08 Oct
PRODUKSI GARAM : Target Diprediksi Tercapai

Juli Etha Ramaida Manalu | Senin, 07/10/2019 02:00 WIB


Bisnis, JAKARTA — Produksi garam rakyat tahun ini diperkirakan mampu mencapai target sebanyak 2,3 juta ton jika musim panen bisa terus berlanjut hingga akhir November. Adapun, produksi garam rakyat hingga akhir September 2019 baru mencapai 1,17 juta ton.


“Produksi per 30 September 2019 1,407 juta ton garam rakyat 1,171 juta ton dan produksi PT Garam 236.145 ton,” ujar Direktur Jenderal Pengelolaan Ruang Laut Kementerian Kelautan dan Perikanan (KKP) Brahmantya Satyamurti Poerwadi kepada Bisnis, baru-baru ini.


Di samping produksi garam di atas, dia menyatakan saat ini masih terdapat 148.477 ton garam sisa produksi tahun lalu. Garam tersebut terdiri atas 146.404 ton garam produksi rakyat dan 2.073 ton produksi PT Garam.


Berdasarkan data tahun lalu, produksi garam rakyat memang berlangsung hingga November. KKP mencatat produksi garam pada November saja mencapai lebih dari 374.548 ton sehingga total produksi garam rakyat per 23 November 2018 mencapai 1,996 juta ton.


Angka ini terus bertambah sehingga total produksi garam rakyat sepanjang tahun lalu bisa mencapai 2,349 juta ton.


Sementara itu, Asosiasi Petani Garam Rakyat Indonesia (APGRI) menyatakan belum semua garam bisa terdistribusi dari pihak petani ke pengguna atau industri pengolah. Hal ini lantaran minimnya sarana pengangkutan dari tambak atau gudang-gudang petani ke gudang-gudang besar di Surabaya.


Masalah transportasi ini pun diperparah dengan kondisi jalan di tembak yang kurang baik dan sempit.


Ketua APGRI Jakfar Sodikin menyebutkan dengan meningkatnya produksi garam, khususnya sepanjang September, pihaknya membutuhkan lebih banyak alat transportasi.


"Butuh agak banyak , tapi kita juga bingung menyediakan angkutan banyak, Januari sampai Juni angkutannya nganggur," ujarnya kepada Bisnis, akhir pekan lalu.

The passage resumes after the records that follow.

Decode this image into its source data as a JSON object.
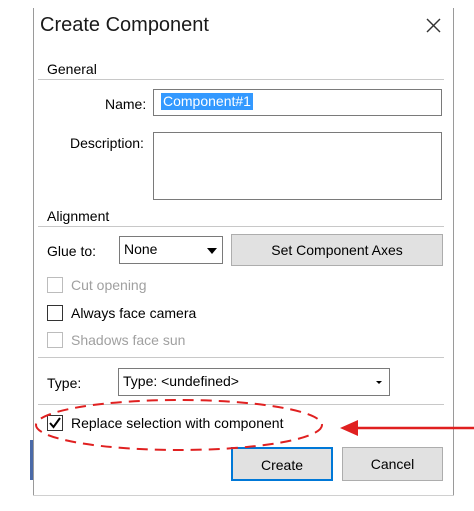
{
  "dialog": {
    "title": "Create Component"
  },
  "general": {
    "heading": "General",
    "name_label": "Name:",
    "name_value": "Component#1",
    "description_label": "Description:",
    "description_value": ""
  },
  "alignment": {
    "heading": "Alignment",
    "glue_label": "Glue to:",
    "glue_value": "None",
    "set_axes_label": "Set Component Axes",
    "cut_opening_label": "Cut opening",
    "always_face_camera_label": "Always face camera",
    "shadows_face_sun_label": "Shadows face sun"
  },
  "type": {
    "label": "Type:",
    "value": "Type: <undefined>"
  },
  "replace": {
    "label": "Replace selection with component",
    "checked": true
  },
  "buttons": {
    "create_label": "Create",
    "cancel_label": "Cancel"
  },
  "annotation": {
    "color": "#e02020"
  }
}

Selain itu, petani juga saat ini cenderung menahan penjualan. Menurut Jakfar, penahanan penjualan ini dilakukan dengan harapan adanya perbaikan harga garam setelah musim panen usai nanti.


Menurutnya, harga garam rakyat saat ini belum bergerak dari level Rp500 per kg untuk kualitas terbaik (K1) di collecting point.


Selain itu, pihaknya juga berharap rencana pemerintah untuk memasukkan kembali garam dalam Peraturan Pemerintah Nomor 71/2015 tentang Barang Pokok dan Barang Penting bisa tuntas akhir tahun ini supaya pemerintah bisa mengatur harga pokok penjualan (HPP) garam lewat Peraturan Menteri Perdagangan.


"Jadi, harapan kami juga produksi ini sebagian yang disimpan bisa mendapatkan harga baru dengan harapan masuk di Perpres 71," tuturnya.